Wirtschaft
(Foto: picture alliance / dpa)
Donnerstag, 28. Juli 2016

Umstellung der Förderung: Torschlusspanik bei den Windmüllern

Im kommenden Jahr wird die Ökostromvergütung umgebaut. Dann sollen die Zuschüsse sinken. Das bringt die Betreiber unter Druck. Mit Macht schließen sie ihren Anlagen noch ans Netz an.

Deutschlandweit sind im ersten Halbjahr 2016 viel mehr Windräder an Land aufgestellt worden als im Vorjahr. Die Branche der Windmüller erwartet deshalb, dass im Gesamtjahr die Ausbauziele der Bundesregierung für die Windkraft an Land weit übertroffen werden. Zwischen Januar und Ende Juni kamen 579 Windräder mit einer Leistung von knapp 1900 Megawatt hinzu, wie der Bundesverband Windenergie BWE und der Maschinenbauverband VDMA mitteilten. Das entspricht einem Anstieg bei den Anlagen von fast zwei Drittel, bei der Leistung gar von drei Viertel. Die meisten neuen Windräder wurden in Niedersachsen gebaut.

Den starken Zuwachs verursacht hat laut der Branche eine Torschlusspanik bei den Windmüllern. Zum einen wird die Ökostromförderung ab 2017 auf Auktionen umgestellt, was die Zuschüsse für den Windstrom dämpfen könnte. Außerdem hatte der Gesetzgeber eine quartalsweise Absenkung der Einspeisepreise beschlossen. Je schneller eine Anlage an das Netz geht, desto mehr Geld lässt sich mit ihr verdienen.

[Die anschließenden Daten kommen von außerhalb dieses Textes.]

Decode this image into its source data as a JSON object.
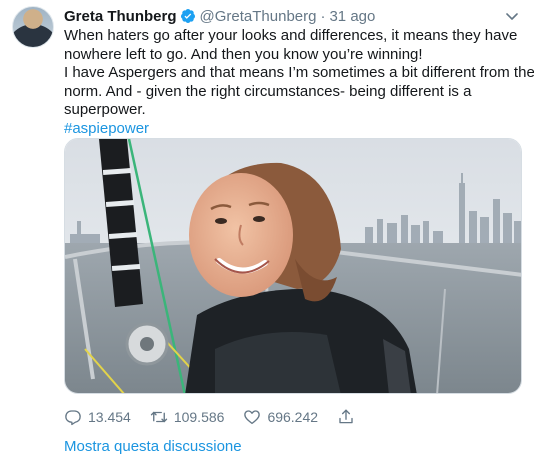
{
  "tweet": {
    "author_name": "Greta Thunberg",
    "author_handle": "@GretaThunberg",
    "separator": "·",
    "timestamp": "31 ago",
    "text_lines": [
      "When haters go after your looks and differences, it means they have",
      "nowhere left to go. And then you know you’re winning!",
      "I have Aspergers and that means I’m sometimes a bit different from the",
      "norm. And - given the right circumstances- being different is a",
      "superpower."
    ],
    "hashtag": "#aspiepower",
    "media_icon": "photo-greta-on-sailboat"
  },
  "actions": {
    "replies": "13.454",
    "retweets": "109.586",
    "likes": "696.242"
  },
  "icons": {
    "verified": "verified-badge-icon",
    "more": "chevron-down-icon",
    "reply": "reply-icon",
    "retweet": "retweet-icon",
    "like": "heart-icon",
    "share": "share-icon"
  },
  "footer": {
    "thread_link": "Mostra questa discussione"
  },
  "colors": {
    "link": "#1b95e0",
    "secondary_text": "#657786",
    "verified": "#1da1f2"
  }
}
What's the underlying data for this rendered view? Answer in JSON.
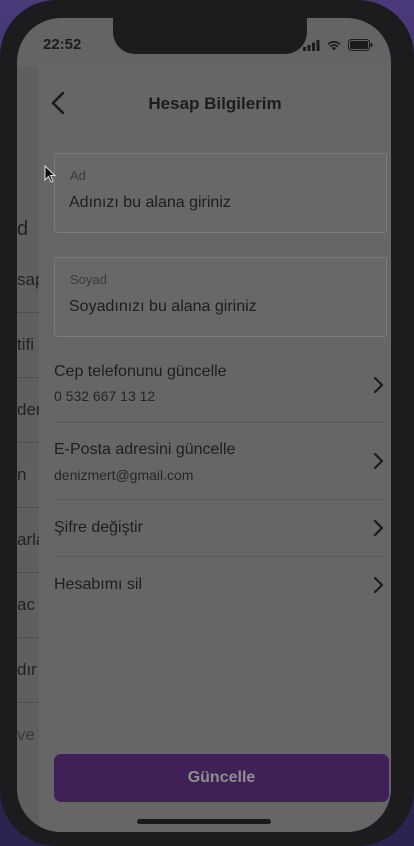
{
  "status_bar": {
    "time": "22:52"
  },
  "header": {
    "title": "Hesap Bilgilerim"
  },
  "form": {
    "first_name": {
      "label": "Ad",
      "placeholder": "Adınızı bu alana giriniz"
    },
    "last_name": {
      "label": "Soyad",
      "placeholder": "Soyadınızı bu alana giriniz"
    }
  },
  "settings": [
    {
      "title": "Cep telefonunu güncelle",
      "subtitle": "0 532 667 13 12"
    },
    {
      "title": "E-Posta adresini güncelle",
      "subtitle": "denizmert@gmail.com"
    },
    {
      "title": "Şifre değiştir"
    },
    {
      "title": "Hesabımı sil"
    }
  ],
  "underlying_sidebar": [
    "d",
    "sap",
    "tifi",
    "den",
    "n",
    "arla",
    "ac",
    "dır",
    "ve"
  ],
  "actions": {
    "update_label": "Güncelle"
  },
  "colors": {
    "primary_button": "#3f2157",
    "overlay_gray": "#666666"
  }
}
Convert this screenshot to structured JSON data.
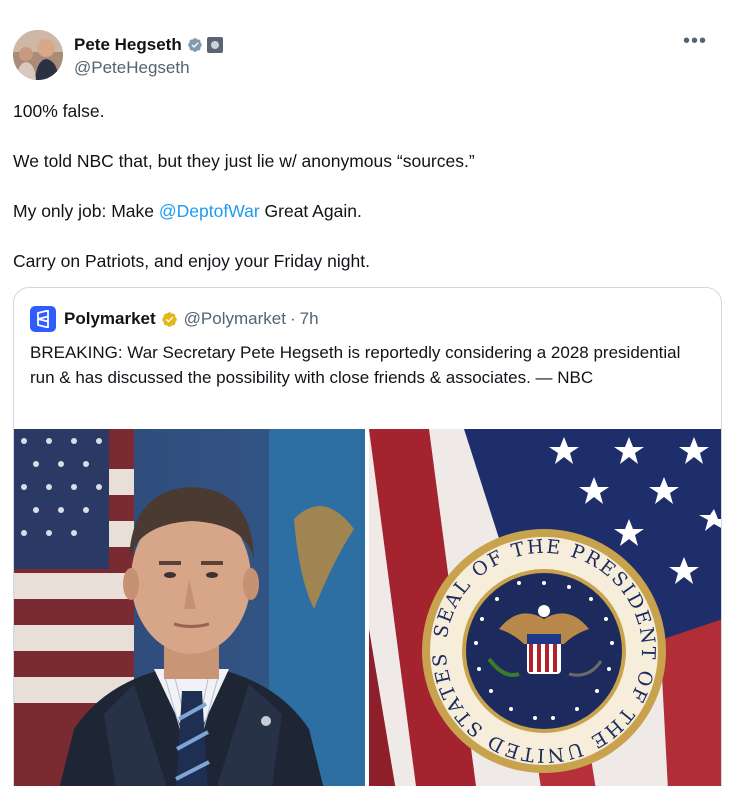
{
  "author": {
    "display_name": "Pete Hegseth",
    "handle": "@PeteHegseth",
    "avatar_icon": "profile-photo",
    "verified_badge": "grey-verified-icon",
    "affiliation_badge": "government-affiliation-icon"
  },
  "menu": {
    "more_label": "•••"
  },
  "tweet": {
    "line1": "100% false.",
    "line2": "We told NBC that, but they just lie w/ anonymous “sources.”",
    "line3_prefix": "My only job: Make ",
    "line3_mention": "@DeptofWar",
    "line3_suffix": " Great Again.",
    "line4": "Carry on Patriots, and enjoy your Friday night."
  },
  "quote": {
    "display_name": "Polymarket",
    "handle": "@Polymarket",
    "separator": "·",
    "time": "7h",
    "text": "BREAKING: War Secretary Pete Hegseth is reportedly considering a 2028 presidential run & has discussed the possibility with close friends & associates. — NBC",
    "seal_top_text": "SEAL OF THE PRESIDENT OF THE UNITED STATES",
    "colors": {
      "brand": "#2e5cff",
      "gold_badge": "#e2b719",
      "mention": "#1d9bf0"
    }
  }
}
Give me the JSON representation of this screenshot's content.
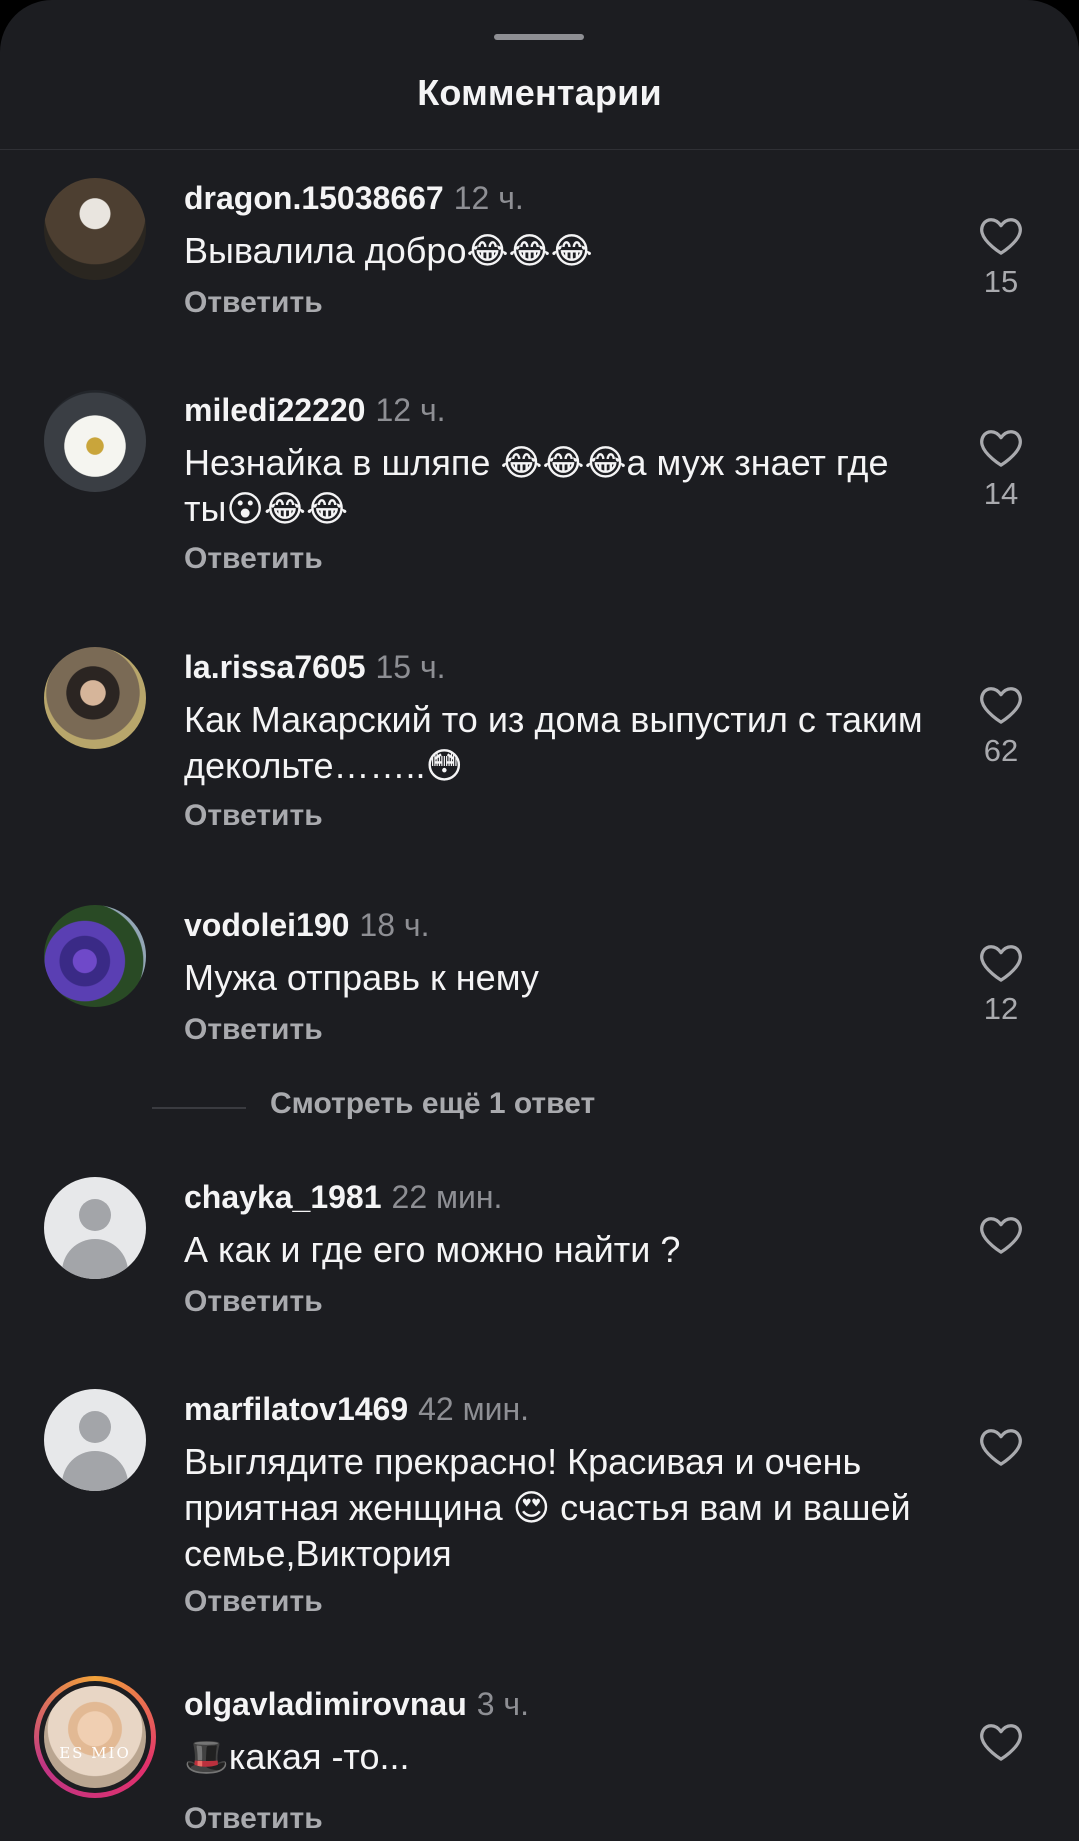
{
  "sheet": {
    "title": "Комментарии"
  },
  "reply_label": "Ответить",
  "comments": [
    {
      "username": "dragon.15038667",
      "time": "12 ч.",
      "text": "Вывалила добро😂😂😂",
      "likes": "15"
    },
    {
      "username": "miledi22220",
      "time": "12 ч.",
      "text": "Незнайка в шляпе 😂😂😂а муж знает где ты😮😂😂",
      "likes": "14"
    },
    {
      "username": "la.rissa7605",
      "time": "15 ч.",
      "text": "Как Макарский то из дома выпустил с таким декольте……..😳",
      "likes": "62"
    },
    {
      "username": "vodolei190",
      "time": "18 ч.",
      "text": "Мужа отправь к нему",
      "likes": "12"
    },
    {
      "username": "chayka_1981",
      "time": "22 мин.",
      "text": "А как и где его можно найти ?"
    },
    {
      "username": "marfilatov1469",
      "time": "42 мин.",
      "text": "Выглядите прекрасно! Красивая и очень приятная женщина 😍 счастья вам и вашей семье,Виктория"
    },
    {
      "username": "olgavladimirovnau",
      "time": "3 ч.",
      "text": "🎩какая -то..."
    }
  ],
  "view_more_replies": "Смотреть ещё 1 ответ",
  "avatar_watermark": "ES MIO",
  "colors": {
    "background": "#1c1d21",
    "text": "#f4f4f5",
    "secondary": "#8e8f94",
    "reply": "#a9aaae"
  },
  "icons": {
    "like": "heart-outline-icon",
    "default_avatar": "person-placeholder-icon"
  }
}
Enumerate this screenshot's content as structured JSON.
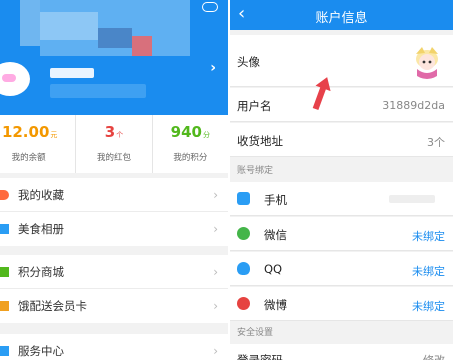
{
  "left": {
    "stats": [
      {
        "value": "12.00",
        "unit": "元",
        "label": "我的余额",
        "color": "orange"
      },
      {
        "value": "3",
        "unit": "个",
        "label": "我的红包",
        "color": "red"
      },
      {
        "value": "940",
        "unit": "分",
        "label": "我的积分",
        "color": "green"
      }
    ],
    "menu_groups": [
      [
        {
          "label": "我的收藏",
          "icon": "heart-icon",
          "icon_color": "#ff6a3d"
        },
        {
          "label": "美食相册",
          "icon": "album-icon",
          "icon_color": "#2a9df4"
        }
      ],
      [
        {
          "label": "积分商城",
          "icon": "points-mall-icon",
          "icon_color": "#52b81d"
        },
        {
          "label": "饿配送会员卡",
          "icon": "crown-icon",
          "icon_color": "#f0a020"
        }
      ],
      [
        {
          "label": "服务中心",
          "icon": "service-icon",
          "icon_color": "#2a9df4"
        }
      ]
    ],
    "colors": {
      "brand": "#1a8cef",
      "orange": "#f39800",
      "red": "#e64340",
      "green": "#52b81d"
    }
  },
  "right": {
    "title": "账户信息",
    "rows": {
      "avatar_label": "头像",
      "username_label": "用户名",
      "username_value": "31889d2da",
      "address_label": "收货地址",
      "address_value": "3个"
    },
    "bind_section_title": "账号绑定",
    "bindings": [
      {
        "label": "手机",
        "value": "",
        "icon": "phone-icon",
        "icon_color": "#2a9df4"
      },
      {
        "label": "微信",
        "value": "未绑定",
        "icon": "wechat-icon",
        "icon_color": "#44b549"
      },
      {
        "label": "QQ",
        "value": "未绑定",
        "icon": "qq-icon",
        "icon_color": "#2a9df4"
      },
      {
        "label": "微博",
        "value": "未绑定",
        "icon": "weibo-icon",
        "icon_color": "#e64340"
      }
    ],
    "security_section_title": "安全设置",
    "security_first_row": "登录密码",
    "security_first_value": "修改"
  }
}
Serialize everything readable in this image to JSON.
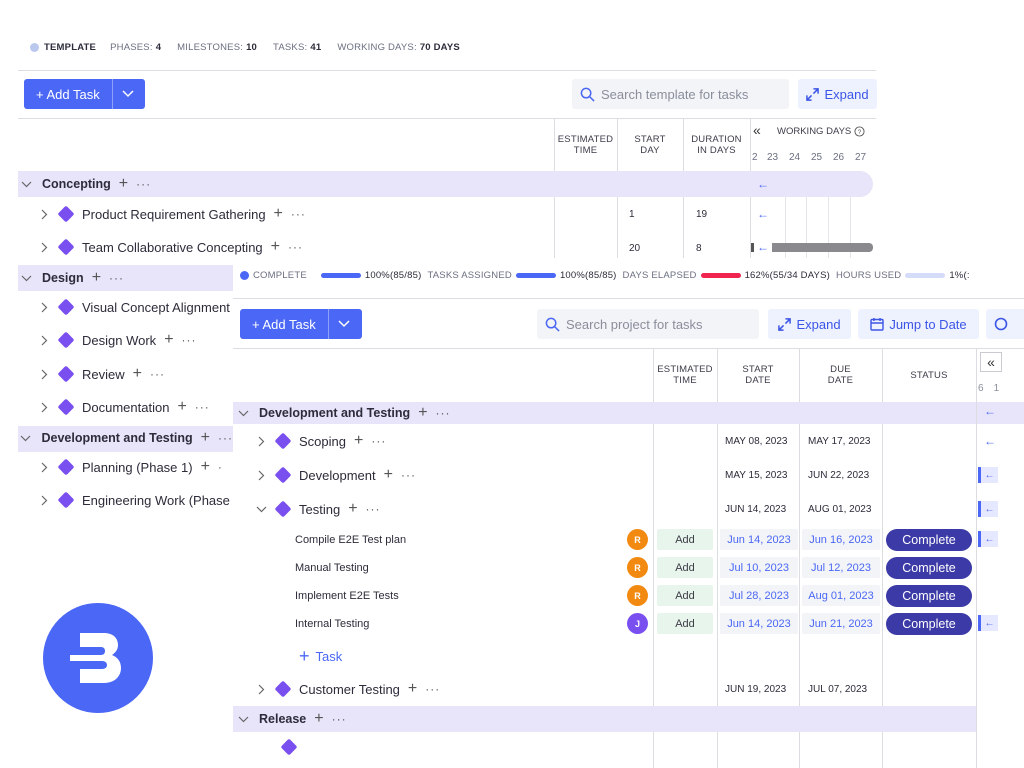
{
  "template": {
    "meta": {
      "label": "TEMPLATE",
      "phases_label": "PHASES:",
      "phases_value": "4",
      "milestones_label": "MILESTONES:",
      "milestones_value": "10",
      "tasks_label": "TASKS:",
      "tasks_value": "41",
      "working_days_label": "WORKING DAYS:",
      "working_days_value": "70 DAYS"
    },
    "toolbar": {
      "add_task_label": "+ Add Task",
      "search_placeholder": "Search template for tasks",
      "expand_label": "Expand"
    },
    "columns": {
      "estimated_time": [
        "ESTIMATED",
        "TIME"
      ],
      "start_day": [
        "START",
        "DAY"
      ],
      "duration": [
        "DURATION",
        "IN DAYS"
      ],
      "working_days": "WORKING DAYS"
    },
    "gantt_days": [
      "2",
      "23",
      "24",
      "25",
      "26",
      "27"
    ],
    "rows": {
      "concepting": "Concepting",
      "product_requirement": "Product Requirement Gathering",
      "product_requirement_start": "1",
      "product_requirement_duration": "19",
      "team_collab": "Team Collaborative Concepting",
      "team_collab_start": "20",
      "team_collab_duration": "8",
      "design": "Design",
      "visual_concept": "Visual Concept Alignment",
      "design_work": "Design Work",
      "review": "Review",
      "documentation": "Documentation",
      "dev_testing": "Development and Testing",
      "planning": "Planning (Phase 1)",
      "engineering": "Engineering Work (Phase"
    }
  },
  "project": {
    "meta": {
      "complete_label": "COMPLETE",
      "complete_value": "100%(85/85)",
      "tasks_assigned_label": "TASKS ASSIGNED",
      "tasks_assigned_value": "100%(85/85)",
      "days_elapsed_label": "DAYS ELAPSED",
      "days_elapsed_value": "162%(55/34 DAYS)",
      "hours_used_label": "HOURS USED",
      "hours_used_value": "1%(:"
    },
    "toolbar": {
      "add_task_label": "+ Add Task",
      "search_placeholder": "Search project for tasks",
      "expand_label": "Expand",
      "jump_label": "Jump to Date"
    },
    "columns": {
      "estimated_time": [
        "ESTIMATED",
        "TIME"
      ],
      "start_date": [
        "START",
        "DATE"
      ],
      "due_date": [
        "DUE",
        "DATE"
      ],
      "status": "STATUS"
    },
    "gantt_days": [
      "6",
      "1"
    ],
    "phases": {
      "dev_testing": "Development and Testing",
      "release": "Release"
    },
    "milestones": {
      "scoping": {
        "name": "Scoping",
        "start": "MAY 08, 2023",
        "due": "MAY 17, 2023"
      },
      "development": {
        "name": "Development",
        "start": "MAY 15, 2023",
        "due": "JUN 22, 2023"
      },
      "testing": {
        "name": "Testing",
        "start": "JUN 14, 2023",
        "due": "AUG 01, 2023"
      },
      "customer_testing": {
        "name": "Customer Testing",
        "start": "JUN 19, 2023",
        "due": "JUL 07, 2023"
      }
    },
    "tasks": [
      {
        "name": "Compile E2E Test plan",
        "initial": "R",
        "est": "Add",
        "start": "Jun 14, 2023",
        "due": "Jun 16, 2023",
        "status": "Complete"
      },
      {
        "name": "Manual Testing",
        "initial": "R",
        "est": "Add",
        "start": "Jul 10, 2023",
        "due": "Jul 12, 2023",
        "status": "Complete"
      },
      {
        "name": "Implement E2E Tests",
        "initial": "R",
        "est": "Add",
        "start": "Jul 28, 2023",
        "due": "Aug 01, 2023",
        "status": "Complete"
      },
      {
        "name": "Internal Testing",
        "initial": "J",
        "est": "Add",
        "start": "Jun 14, 2023",
        "due": "Jun 21, 2023",
        "status": "Complete"
      }
    ],
    "add_task_inline": "Task"
  },
  "colors": {
    "accent": "#4a67f5",
    "milestone": "#7a4ff0",
    "status": "#3c3aa6",
    "phase_band": "#e8e5fb",
    "avatar_r": "#f28a12",
    "avatar_j": "#7a4ff0",
    "days_elapsed": "#f0244f",
    "hours_used": "#d5dcf9"
  }
}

Für das Gesamtjahr rechnet die Branche mit einem Netto-Zubau zwischen 4000 und 4400 Megawatt. "Es gibt das Potenzial, dass das ein Rekordjahr wird", sagte Matthias Zelinger vom VDMA. Die Bundesregierung hat für den Zubau eigentlich nur einen Wert von 2500 Megawatt festgelegt. Auch für 2017 erwarten die Windmüller einen Zubau auf Rekordhöhe.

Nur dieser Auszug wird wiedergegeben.